The Schindler Case Study
For almost 15 years, Swiss multinational company Schindler has been building IoT solutions into its business. Schindler has launched a powerful digital platform that monitors elevators and escalators. This platform provides access to data that enables new product and service offerings for customers, as well as internal efficiency gains.
With a B2B model that generates, organizes, integrates, analyzes, visualizes, and makes decisions using data, Schindler can use AI to monitor machinery in real-time via sensors, identify and forecast maintenance issues, recommend measures needed, and send a technician to implement these measures.
Schindler’s implementation of IoT has made their product safer for users, while allowing them to build new forms of technology for use by external customers, including its myPORT service, which gives building users higher security and seamless personalized transport between buildings.
Data-enabled business models allow a company to increase the value generated from products and service for customers, internal users, and partners. The low marginal cost of digital solutions also allows higher margins after R&D costs are accounted for. With real-time data collection and large storage bases, companies have the power to ask themselves, “Where is the value left on the table?” and quickly answer the question with solutions that will benefit multiple layers of their businesses.
POV: Asia Digital Landscape - Business Model Innovation in Asia
Multinational companies tend to centralize their core research and product development capabilities in their home regions.
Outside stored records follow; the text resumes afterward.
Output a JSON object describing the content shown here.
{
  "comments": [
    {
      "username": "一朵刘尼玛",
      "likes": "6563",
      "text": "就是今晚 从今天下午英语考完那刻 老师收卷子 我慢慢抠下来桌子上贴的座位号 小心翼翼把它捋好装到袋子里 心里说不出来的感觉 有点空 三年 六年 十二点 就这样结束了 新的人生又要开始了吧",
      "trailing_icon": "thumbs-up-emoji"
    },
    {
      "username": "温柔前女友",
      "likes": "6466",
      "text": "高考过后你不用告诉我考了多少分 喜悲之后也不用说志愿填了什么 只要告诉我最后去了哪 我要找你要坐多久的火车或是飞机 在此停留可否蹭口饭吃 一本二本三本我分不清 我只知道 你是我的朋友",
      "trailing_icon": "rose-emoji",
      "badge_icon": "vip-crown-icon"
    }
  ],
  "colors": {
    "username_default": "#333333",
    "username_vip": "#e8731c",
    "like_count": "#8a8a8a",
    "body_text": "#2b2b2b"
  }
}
For American and European companies, this often means that their businesses in Asia are large in terms of the number of employees and revenue generated, but weak in terms of local technical capability.
Due to this situation, business model innovation makes sense as a strategic priority in Asia. It is easier to implement business model localization or to add software-enabled functionality than it is to localize the core product. It is also often more useful to localize digital solutions. Consider the case of Schindler. Elevators function the same globally in terms of engineering dynamics. There is little need for Schindler to localize elevator R&D, and they may prefer to keep their core know-how centralized to reduce intellectual property risk. However, adjacent services such as in-elevator marketing, regulatory compliance, servicing, and building management must often be localized to meet unique needs in each market. Their R&D efforts in Asia can thus focus on developing digital products and services that meet needs in local markets.